5. menetapkan standar pemeriksaan keuangan Negara setelah konsultasi dengan pemerintah
pusat/pemerintah daerah yang wajib digunakan dalam pemeriksaan pengelolaan dan tanggung
jawab keuangan Negara.
6. menetapkan kode etik pemeriksaan pengelolaan dan tanggung jawab keuangan Negara.
7. menggunakan tenaga ahli dan/atau tenaga pemeriksa di luar BPK yang bekerja untuk dan atas
nama BPK.
8. membina jabatn fungsional pemeriksa.
9. memberi pertimbangan atas standar akuntansi pemerintahan.
10. memberi pertimbanga atas rancangan system pengendalian intern pemerintah
puast/pemerintah Daerah sebelumditetapkan oleh Pemerintah Pusat/Pemerintah Daerah.(Pasal 9
ayat (1) UU No. 15 tahun 2006)
Tujuan BPK
1. mewujudkan BPK RI sebagai lembaga pemeriksa keuangan Negara yang independent dan
professional.
2. memenuhi semua kebutuhan dan harapan pemilik kepentingan.
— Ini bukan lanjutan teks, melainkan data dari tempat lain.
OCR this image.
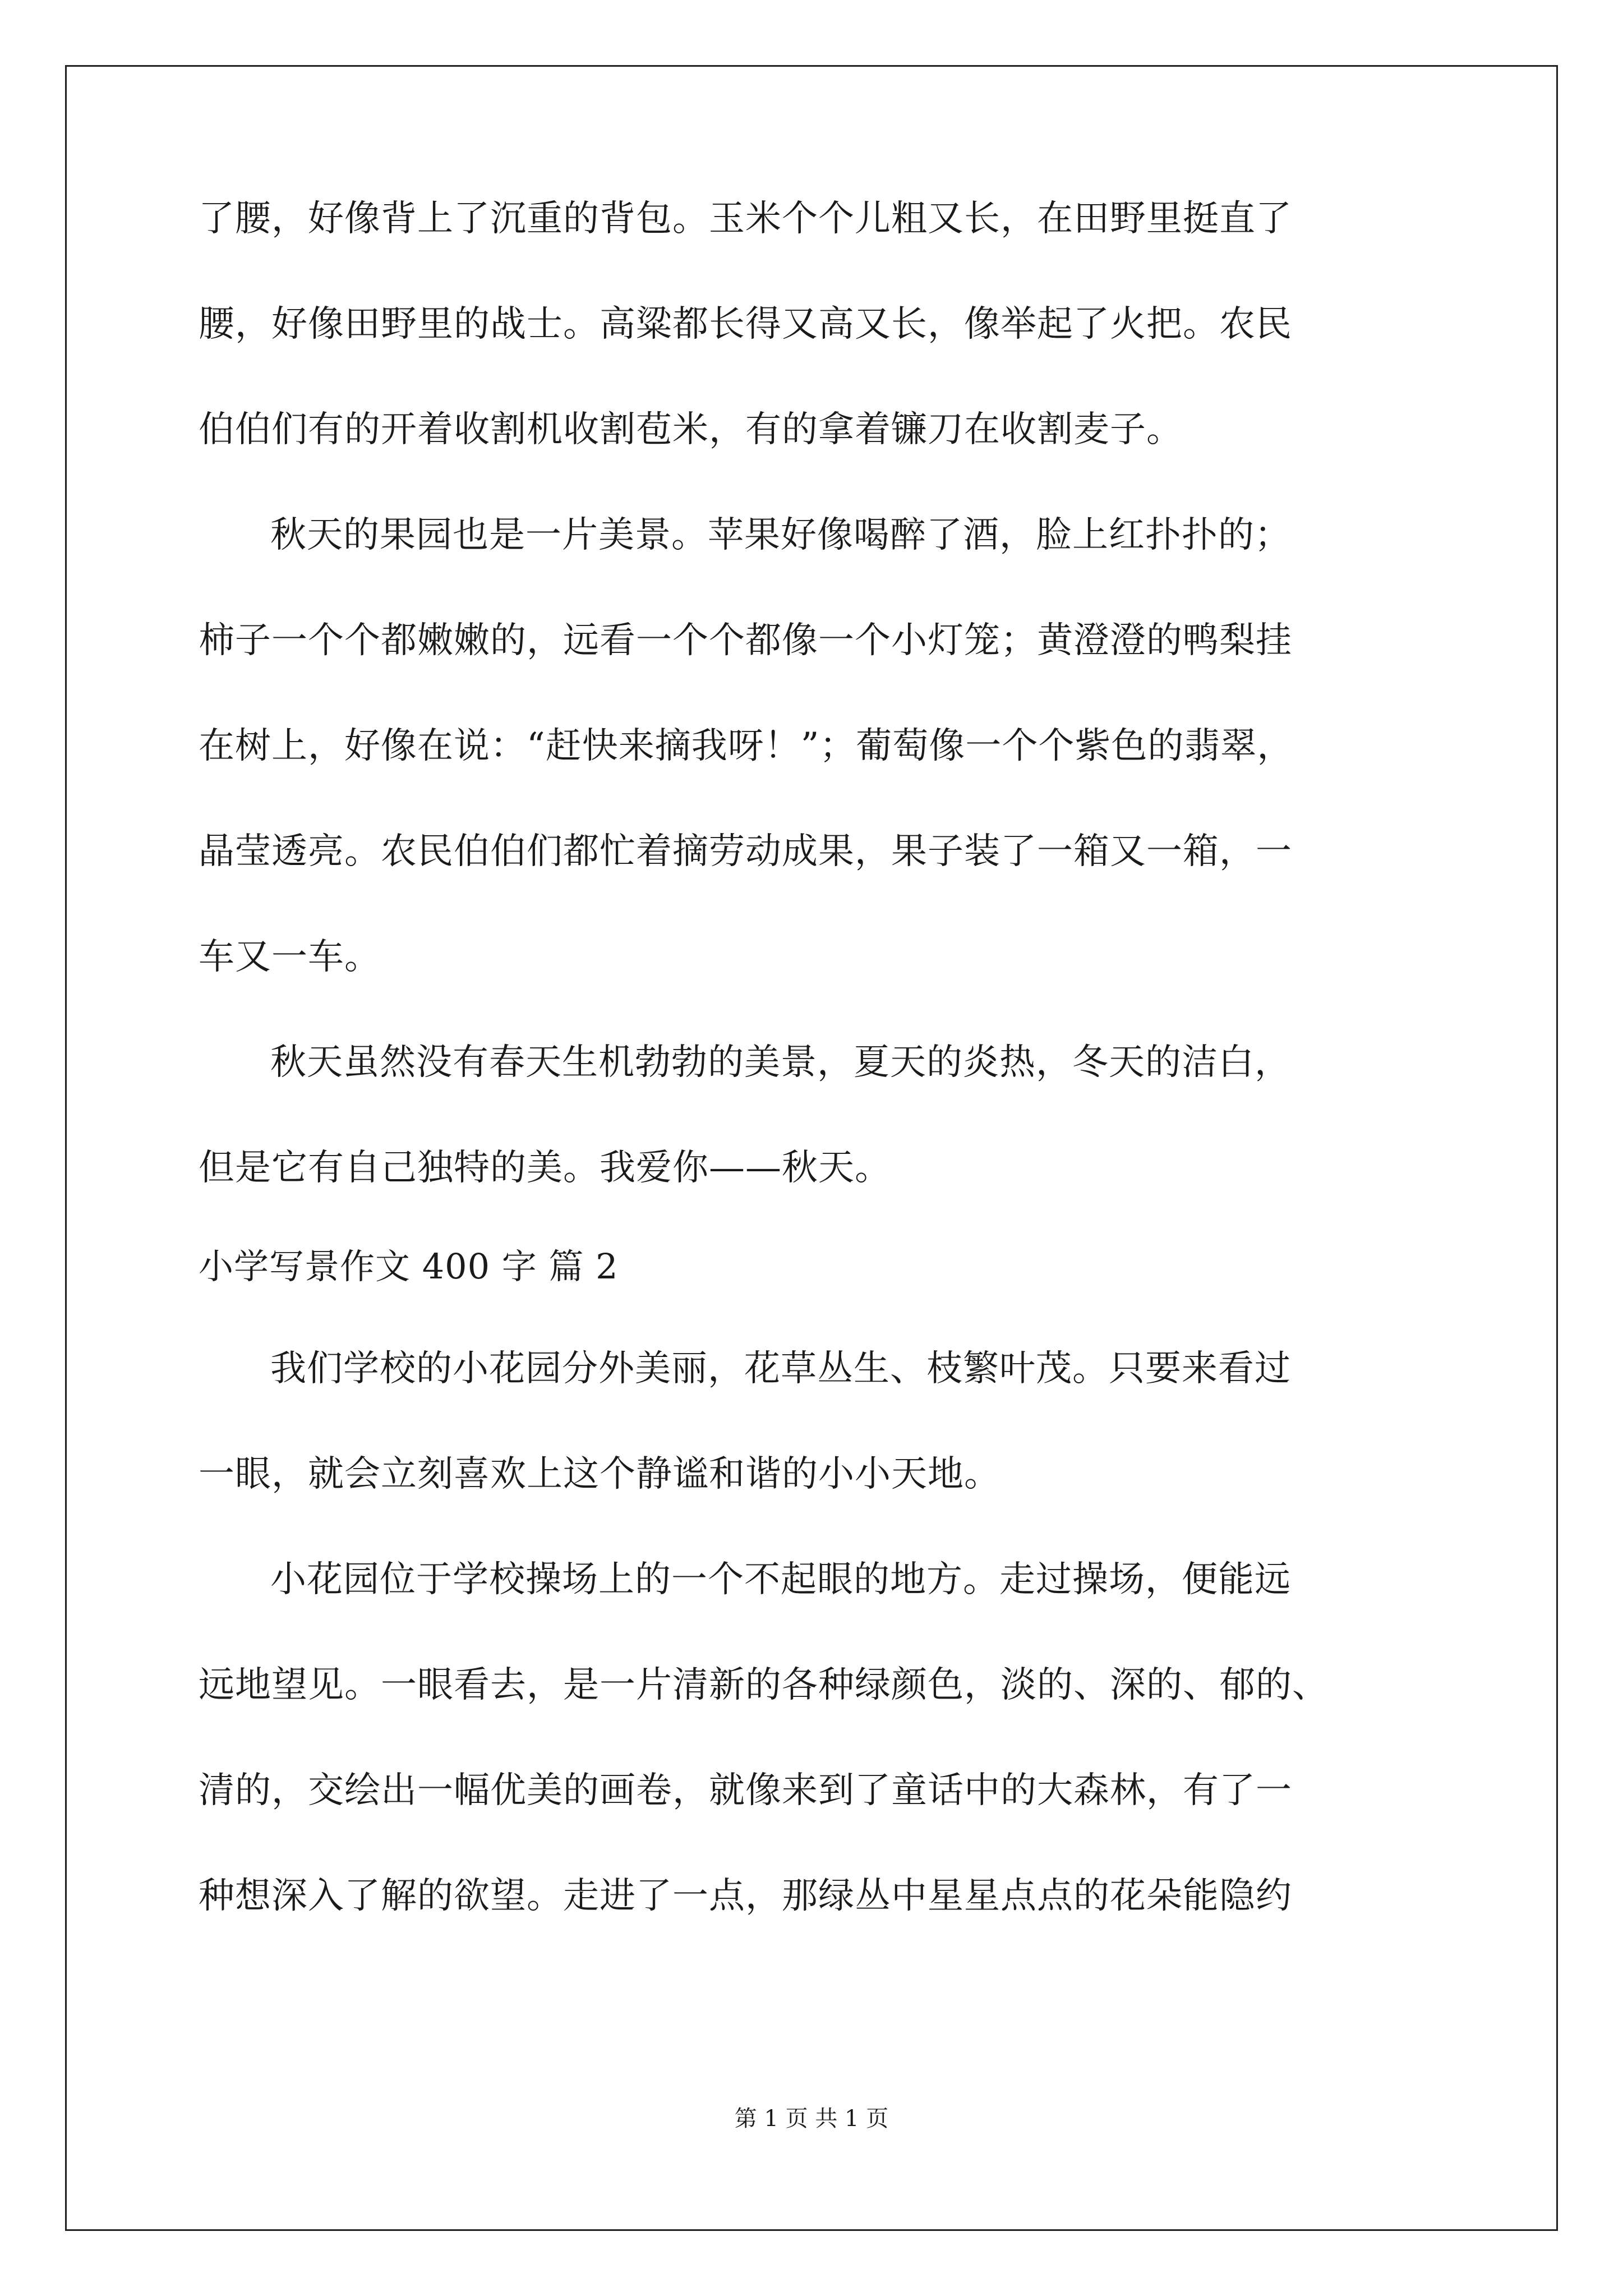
了腰，好像背上了沉重的背包。玉米个个儿粗又长，在田野里挺直了
腰，好像田野里的战士。高粱都长得又高又长，像举起了火把。农民
伯伯们有的开着收割机收割苞米，有的拿着镰刀在收割麦子。
秋天的果园也是一片美景。苹果好像喝醉了酒，脸上红扑扑的；
柿子一个个都嫩嫩的，远看一个个都像一个小灯笼；黄澄澄的鸭梨挂
在树上，好像在说：“赶快来摘我呀！”；葡萄像一个个紫色的翡翠，
晶莹透亮。农民伯伯们都忙着摘劳动成果，果子装了一箱又一箱，一
车又一车。
秋天虽然没有春天生机勃勃的美景，夏天的炎热，冬天的洁白，
但是它有自己独特的美。我爱你——秋天。
小学写景作文 400 字 篇 2
我们学校的小花园分外美丽，花草丛生、枝繁叶茂。只要来看过
一眼，就会立刻喜欢上这个静谧和谐的小小天地。
小花园位于学校操场上的一个不起眼的地方。走过操场，便能远
远地望见。一眼看去，是一片清新的各种绿颜色，淡的、深的、郁的、
清的，交绘出一幅优美的画卷，就像来到了童话中的大森林，有了一
种想深入了解的欲望。走进了一点，那绿丛中星星点点的花朵能隐约
第 1 页 共 1 页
3. mewujudkan BPK RI sebagai pust regulator di bidang pemeriksaan pengelolaan dan tanggung
jawab keuangan Negara
4. mendorong terwujudnya tata kelola yang baik atas pengelolaan dan tanggung jawab keuangan
Negara.
Landasan operasional ditetapkan:
- UU No 17 Tahun 2003 tentang keuangan Negara
- UU No. 1 tahun 2004 tentang perbendaharaan Negara
- UU No.15 tentang pemeriksaan pengelolaan dan tanggung jawab keuangan Negara
BAB III
PENUTUP
3.1 Kesimpulan
Dari beberapa penjelasan mengenai lembaga-lembaga tinggi Negara di atas, dapat disimpulkan
bahwasanya ada beberapa poin yang memang dirubah pada struktur kelembagaan pada era
sebelum dan sesudah amandemen.Hal ini dilakukan bertujuan untuk memperbaiki kinerja yang
ada di pemerintahan pusat. Namun dalam kenyataannya, masih banyak sekali penyimpangan-
penyimpang yang terjadi dalam proses implementasinya.
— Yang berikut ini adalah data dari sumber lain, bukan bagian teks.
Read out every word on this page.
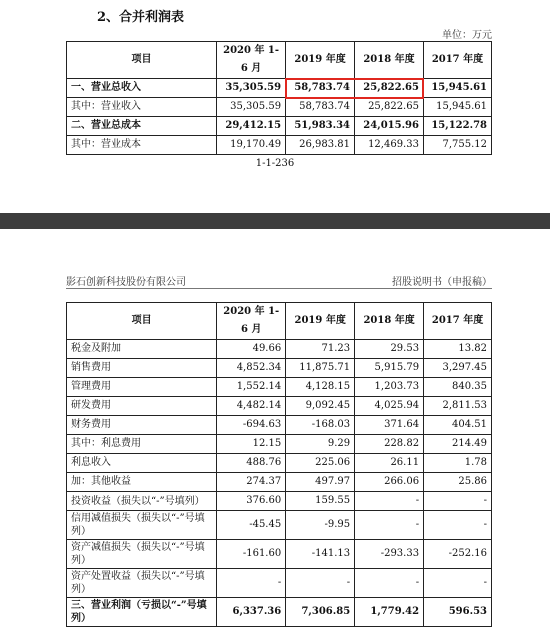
2、合并利润表
单位：万元
项目	2020 年 1-6 月	2019 年度	2018 年度	2017 年度
一、营业总收入	35,305.59	58,783.74	25,822.65	15,945.61
其中：营业收入	35,305.59	58,783.74	25,822.65	15,945.61
二、营业总成本	29,412.15	51,983.34	24,015.96	15,122.78
其中：营业成本	19,170.49	26,983.81	12,469.33	7,755.12
1-1-236
影石创新科技股份有限公司	招股说明书（申报稿）
项目	2020 年 1-6 月	2019 年度	2018 年度	2017 年度
税金及附加	49.66	71.23	29.53	13.82
销售费用	4,852.34	11,875.71	5,915.79	3,297.45
管理费用	1,552.14	4,128.15	1,203.73	840.35
研发费用	4,482.14	9,092.45	4,025.94	2,811.53
财务费用	-694.63	-168.03	371.64	404.51
其中：利息费用	12.15	9.29	228.82	214.49
利息收入	488.76	225.06	26.11	1.78
加：其他收益	274.37	497.97	266.06	25.86
投资收益（损失以“-”号填列）	376.60	159.55	-	-
信用减值损失（损失以“-”号填列）	-45.45	-9.95	-	-
资产减值损失（损失以“-”号填列）	-161.60	-141.13	-293.33	-252.16
资产处置收益（损失以“-”号填列）	-	-	-	-
三、营业利润（亏损以“-”号填列）	6,337.36	7,306.85	1,779.42	596.53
Pergeseran yang paling nampak adalah terjadi pada MPR yang bukan lagi menjadi lembaga
tertnggi Negara seperti sebelum amandemen, namun setelah amandemen MPR menjadi lembaga
tinggi Negara yang beranggotakan DPR dan DPD.Sehingga, setelah amandemen, MPR menjadi
lembaga yang setingkat dengan DPR, DPD, Kepresidenan, dan lain-lain.
Selain itu ada juga beberapa perubahan yang cukup signifikan, yakni pada sector pemilihan
umum presiden maupun kepala daerah.Dalam pemilihan umum presiden, pada masa setelah
amandemen, dipilih langsung oleh rakyat. Hal ini bertujuan untuk melakukan proses demokrasi
yang lebih mengedepankan partisipasi rakyat.
Akhirnya, adanya suatu perubahan dalam struktur maupun proses dalam pemerintahan pada
masa sebelum dan sesudah amandemen merupakan suatu langka yang harus ditempuh demi
mencapai tujuan nasional Bangsa Indonesia.